It is inevitable that conflict will come when two people live, work, play or worship together.  An extremely quotable pastor from years past, Jack Green, once said, “If two people live together, there will be conflict, unless one of the two people is dead.”

I’ve always assumed that if there is a conflict between two people at least one of those people is angry.  That does not mean, of course, that one of the two people is sinning.  The Bible clearly says, “Be angry and sin not.”  This makes it pretty clear that you can be angry and not sin.

I am area director of Special Gathering of Indian River, which is a ministry within the mentally challenged community. Our mission is to do classic ministry, evangelizing and discipling the people we serve.  Like every other pastor who ministers to a particular group, we deliberately tackle issues that are relevant to our members.  We talk about the sheltered workshop and having a job on the outside.  We try to deal with the issue of having to live with your parents FOREVER.  Proper behavior with your girl/boyfriend is a scorching hot topic.  Yet, I’ve never squarely faced with our members the issue of siblings–until last week.

Our sermon was on Jacob and Esau.  We are all familiar with the bitter rivalry that these men faced, even in the womb.  Both mother and father were guilty of fostering these battles, which eventually led to resentments.  This week in our sermon I explained to our members that their brothers and sisters have given up a lot for them.  Because many of them were sick as children and they always have had special needs, their siblings lives were different from others.  I urged them to say thank you to their brothers or sisters for helping them and for being kind to them.

I was surprised because one especially sensitive young woman, Michal, spoke up and said, “I don’t have to, my sister loves me.”  While I don’t often welcome interruptions during our devotion time, I was happy for this one.  As she spoke several of our members vocally agreed with her.  Obviously, I’d not made my point clearly.

“No!”  I tried to clarify.  “I’m not saying that they resent you so you need to say thank you.  I’m saying they have given up a lot for you, and for that reason you need to say thank you.

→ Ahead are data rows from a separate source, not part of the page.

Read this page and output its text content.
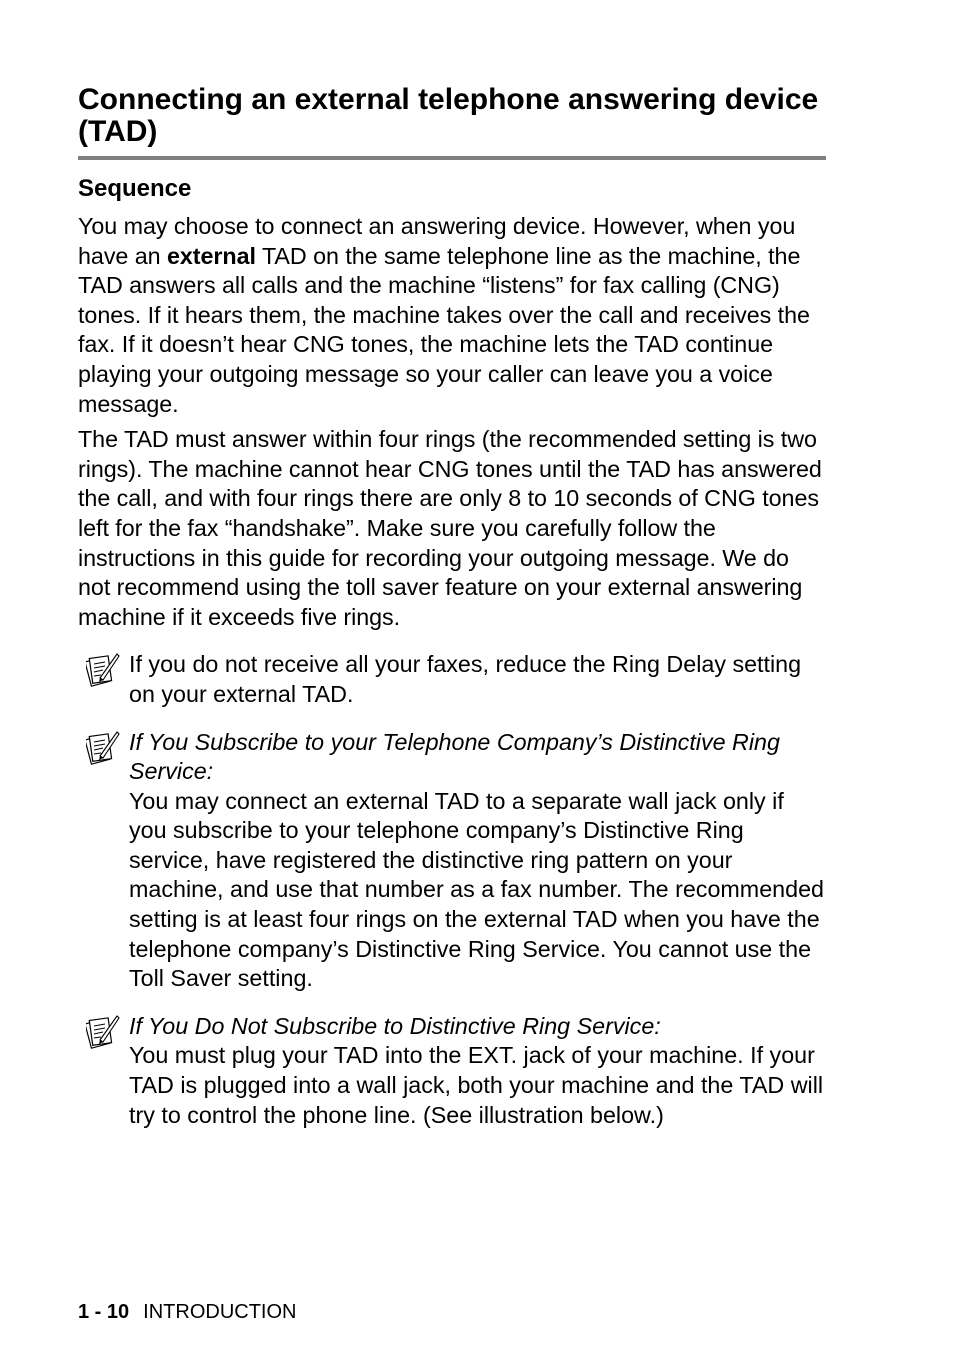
Connecting an external telephone answering device (TAD)
Sequence

You may choose to connect an answering device. However, when you have an external TAD on the same telephone line as the machine, the TAD answers all calls and the machine “listens” for fax calling (CNG) tones. If it hears them, the machine takes over the call and receives the fax. If it doesn’t hear CNG tones, the machine lets the TAD continue playing your outgoing message so your caller can leave you a voice message.

The TAD must answer within four rings (the recommended setting is two rings). The machine cannot hear CNG tones until the TAD has answered the call, and with four rings there are only 8 to 10 seconds of CNG tones left for the fax “handshake”. Make sure you carefully follow the instructions in this guide for recording your outgoing message. We do not recommend using the toll saver feature on your external answering machine if it exceeds five rings.

If you do not receive all your faxes, reduce the Ring Delay setting on your external TAD.

If You Subscribe to your Telephone Company’s Distinctive Ring Service:

You may connect an external TAD to a separate wall jack only if you subscribe to your telephone company’s Distinctive Ring service, have registered the distinctive ring pattern on your machine, and use that number as a fax number. The recommended setting is at least four rings on the external TAD when you have the telephone company’s Distinctive Ring Service. You cannot use the Toll Saver setting.

If You Do Not Subscribe to Distinctive Ring Service:

You must plug your TAD into the EXT. jack of your machine. If your TAD is plugged into a wall jack, both your machine and the TAD will try to control the phone line. (See illustration below.)

1 - 10 INTRODUCTION
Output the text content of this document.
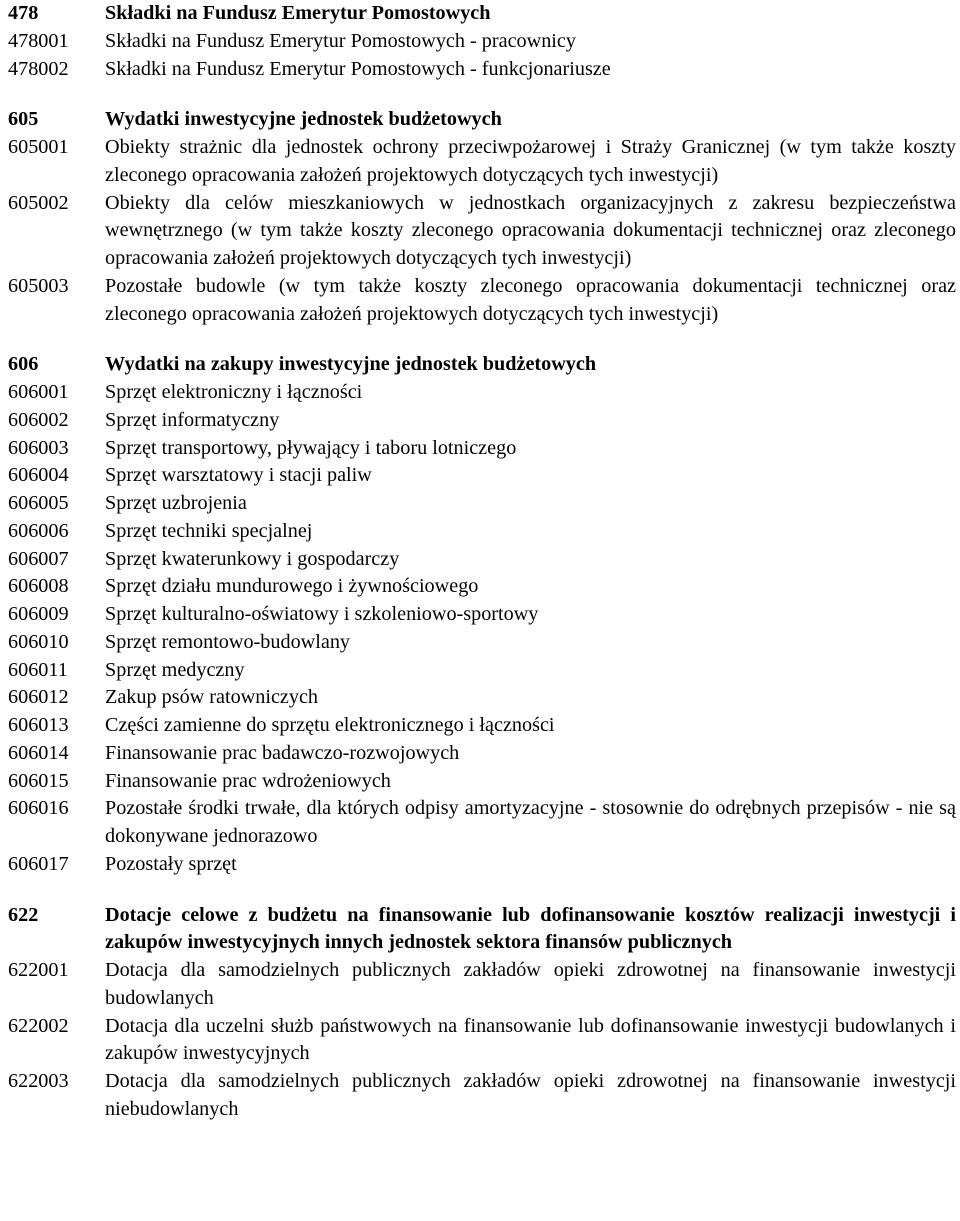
478	Składki na Fundusz Emerytur Pomostowych
478001	Składki na Fundusz Emerytur Pomostowych - pracownicy
478002	Składki na Fundusz Emerytur Pomostowych - funkcjonariusze
605	Wydatki inwestycyjne jednostek budżetowych
605001	Obiekty strażnic dla jednostek ochrony przeciwpożarowej i Straży Granicznej (w tym także koszty zleconego opracowania założeń projektowych dotyczących tych inwestycji)
605002	Obiekty dla celów mieszkaniowych w jednostkach organizacyjnych z zakresu bezpieczeństwa wewnętrznego (w tym także koszty zleconego opracowania dokumentacji technicznej oraz zleconego opracowania założeń projektowych dotyczących tych inwestycji)
605003	Pozostałe budowle (w tym także koszty zleconego opracowania dokumentacji technicznej oraz zleconego opracowania założeń projektowych dotyczących tych inwestycji)
606	Wydatki na zakupy inwestycyjne jednostek budżetowych
606001	Sprzęt elektroniczny i łączności
606002	Sprzęt informatyczny
606003	Sprzęt transportowy, pływający i taboru lotniczego
606004	Sprzęt warsztatowy i stacji paliw
606005	Sprzęt uzbrojenia
606006	Sprzęt techniki specjalnej
606007	Sprzęt kwaterunkowy i gospodarczy
606008	Sprzęt działu mundurowego i żywnościowego
606009	Sprzęt kulturalno-oświatowy i szkoleniowo-sportowy
606010	Sprzęt remontowo-budowlany
606011	Sprzęt medyczny
606012	Zakup psów ratowniczych
606013	Części zamienne do sprzętu elektronicznego i łączności
606014	Finansowanie prac badawczo-rozwojowych
606015	Finansowanie prac wdrożeniowych
606016	Pozostałe środki trwałe, dla których odpisy amortyzacyjne - stosownie do odrębnych przepisów - nie są dokonywane jednorazowo
606017	Pozostały sprzęt
622	Dotacje celowe z budżetu na finansowanie lub dofinansowanie kosztów realizacji inwestycji i zakupów inwestycyjnych innych jednostek sektora finansów publicznych
622001	Dotacja dla samodzielnych publicznych zakładów opieki zdrowotnej na finansowanie inwestycji budowlanych
622002	Dotacja dla uczelni służb państwowych na finansowanie lub dofinansowanie inwestycji budowlanych i zakupów inwestycyjnych
622003	Dotacja dla samodzielnych publicznych zakładów opieki zdrowotnej na finansowanie inwestycji niebudowlanych
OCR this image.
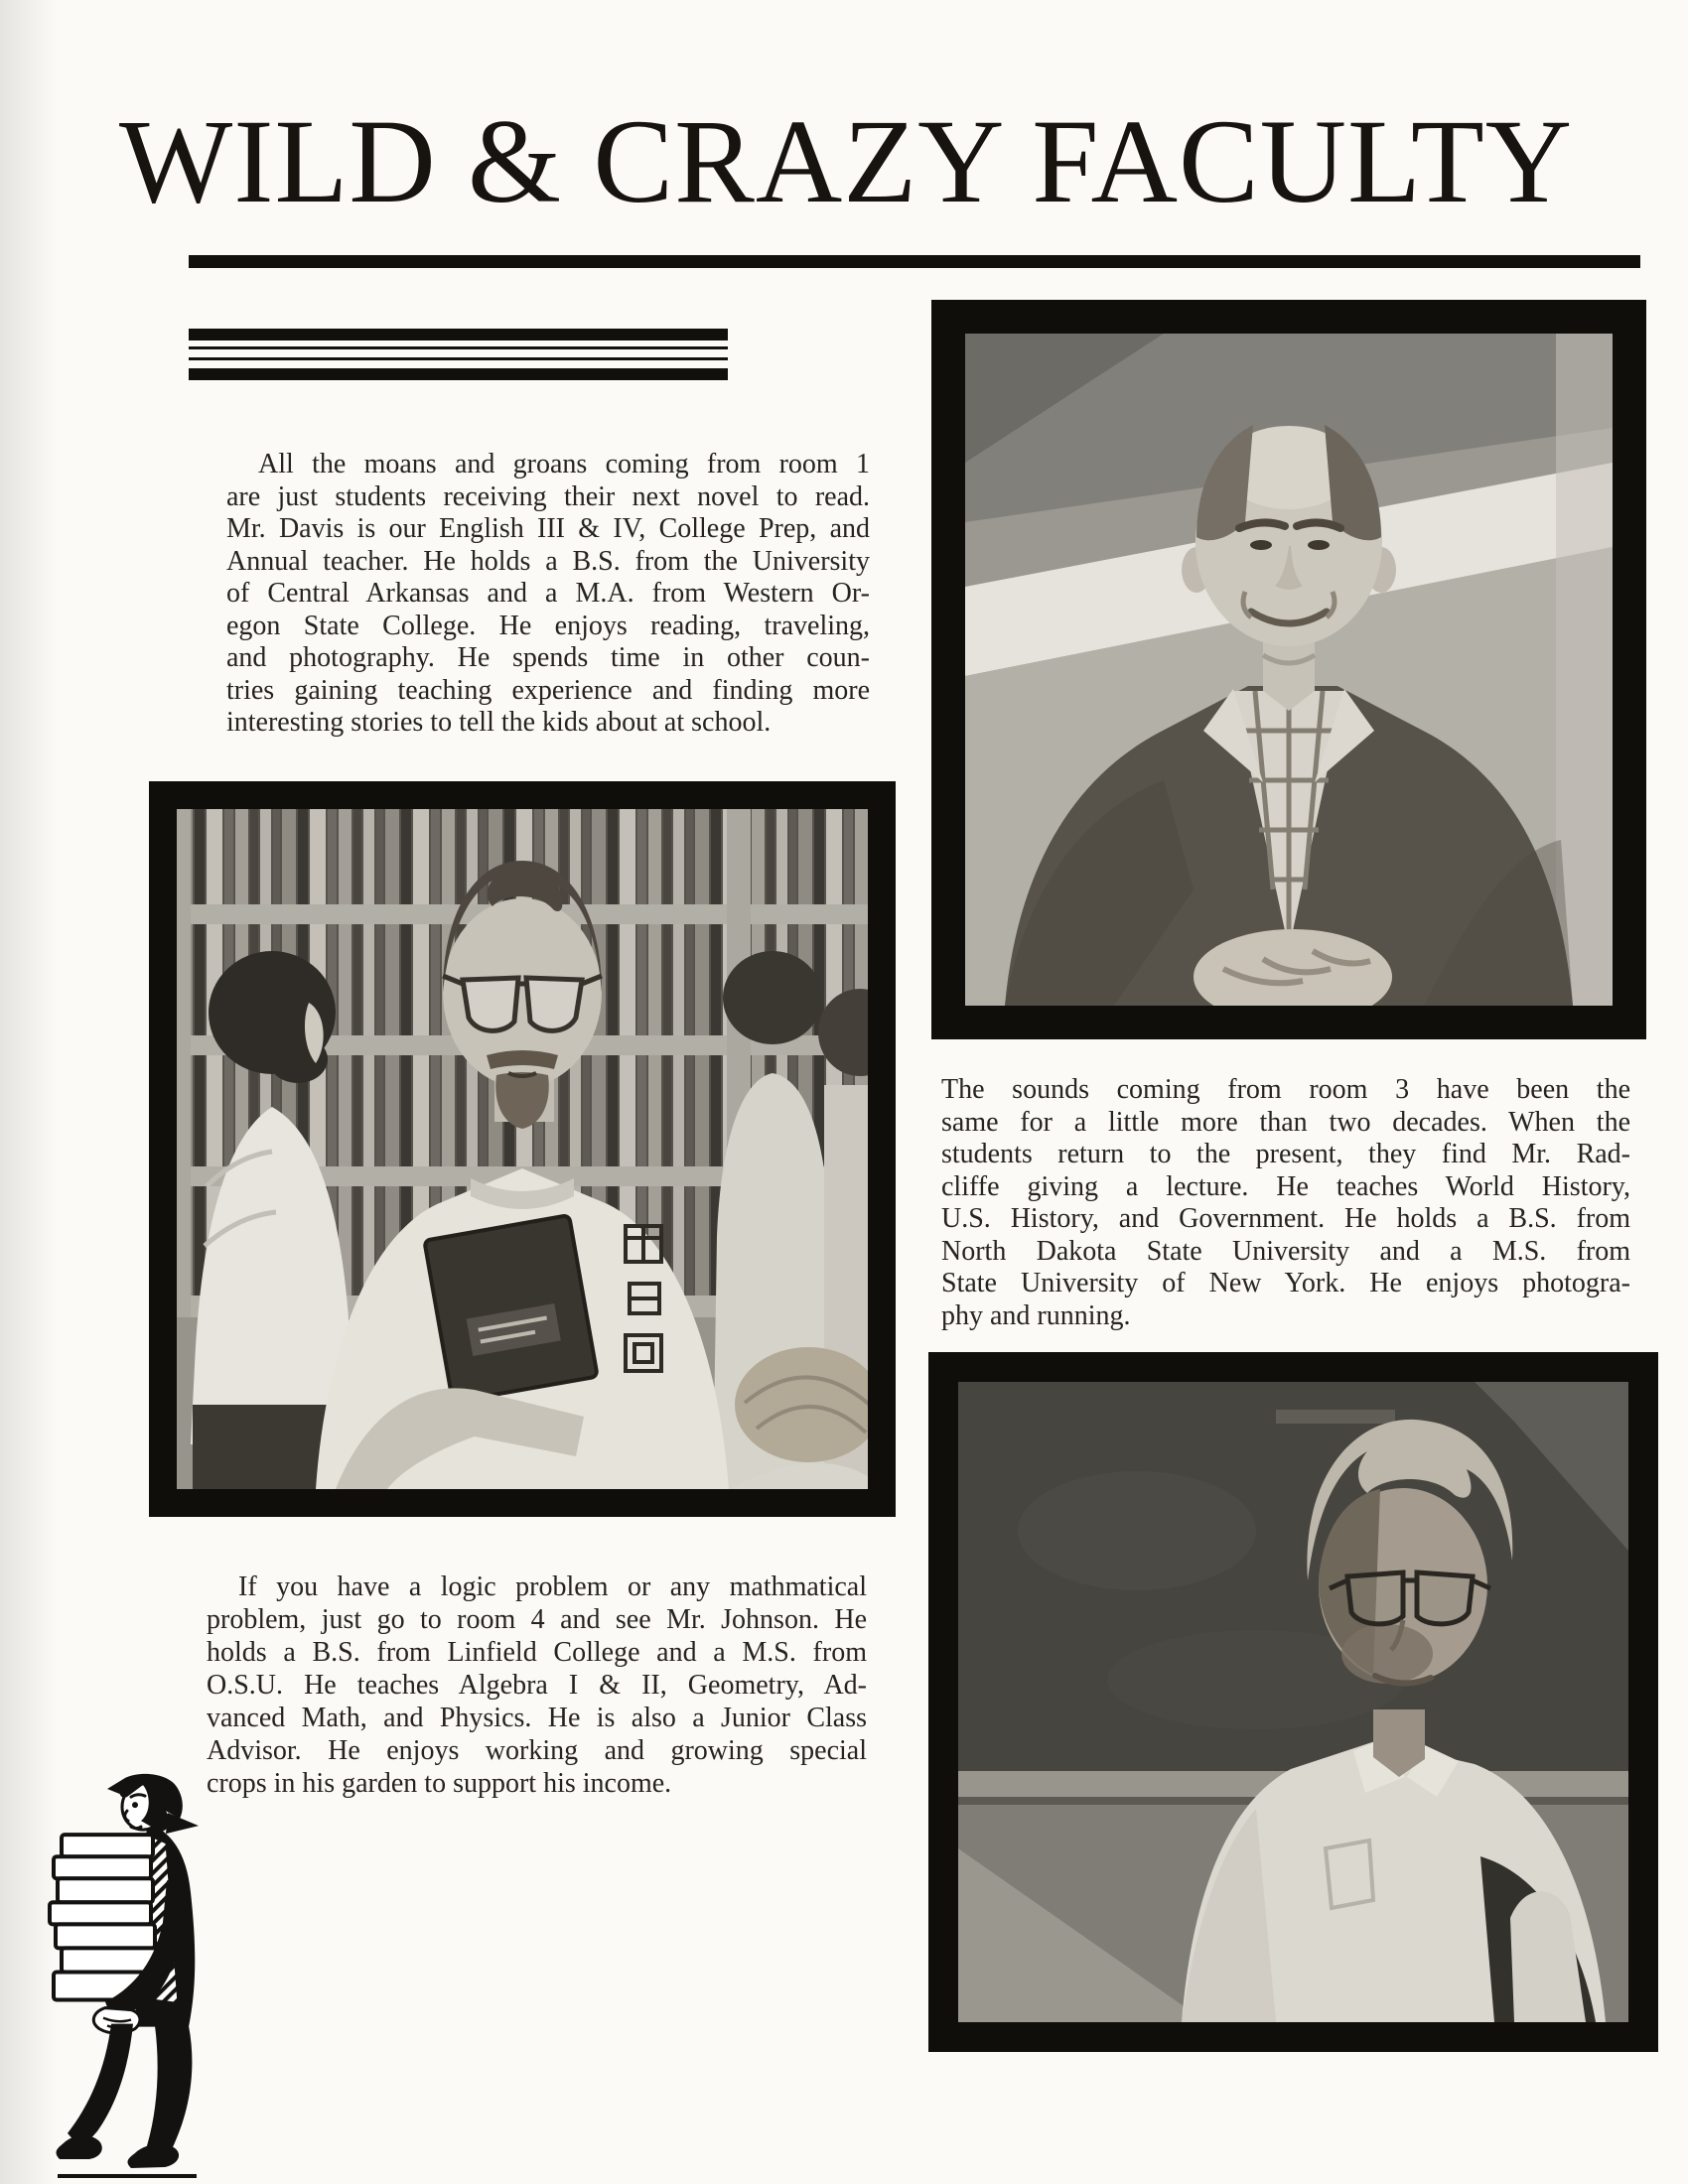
WILD & CRAZY FACULTY
All the moans and groans coming from room 1
are just students receiving their next novel to read.
Mr. Davis is our English III & IV, College Prep, and
Annual teacher. He holds a B.S. from the University
of Central Arkansas and a M.A. from Western Or-
egon State College. He enjoys reading, traveling,
and photography. He spends time in other coun-
tries gaining teaching experience and finding more
interesting stories to tell the kids about at school.
The sounds coming from room 3 have been the
same for a little more than two decades. When the
students return to the present, they find Mr. Rad-
cliffe giving a lecture. He teaches World History,
U.S. History, and Government. He holds a B.S. from
North Dakota State University and a M.S. from
State University of New York. He enjoys photogra-
phy and running.
If you have a logic problem or any mathmatical
problem, just go to room 4 and see Mr. Johnson. He
holds a B.S. from Linfield College and a M.S. from
O.S.U. He teaches Algebra I & II, Geometry, Ad-
vanced Math, and Physics. He is also a Junior Class
Advisor. He enjoys working and growing special
crops in his garden to support his income.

Recently, the Holy Spirit spoke to my heart and said, “You are so involved with what you don’t have that you don’t appreciate what you do have.”

It is true that our members are discriminated against almost everywhere.  But in their homes, they often receive preferential treatment.  Siblings see it.  They may even be angry but it’s been my experience that few of them sin.  They embrace their disabled partner in family life and move on, helping where they can.  Siblings deserve a big thank you for their love, understanding, and caring.

Is there someone in your life that you need to thank?  Perhaps your husband or wife who does so many little things to please you?  What about one of your members who is careful to help you each time you meet?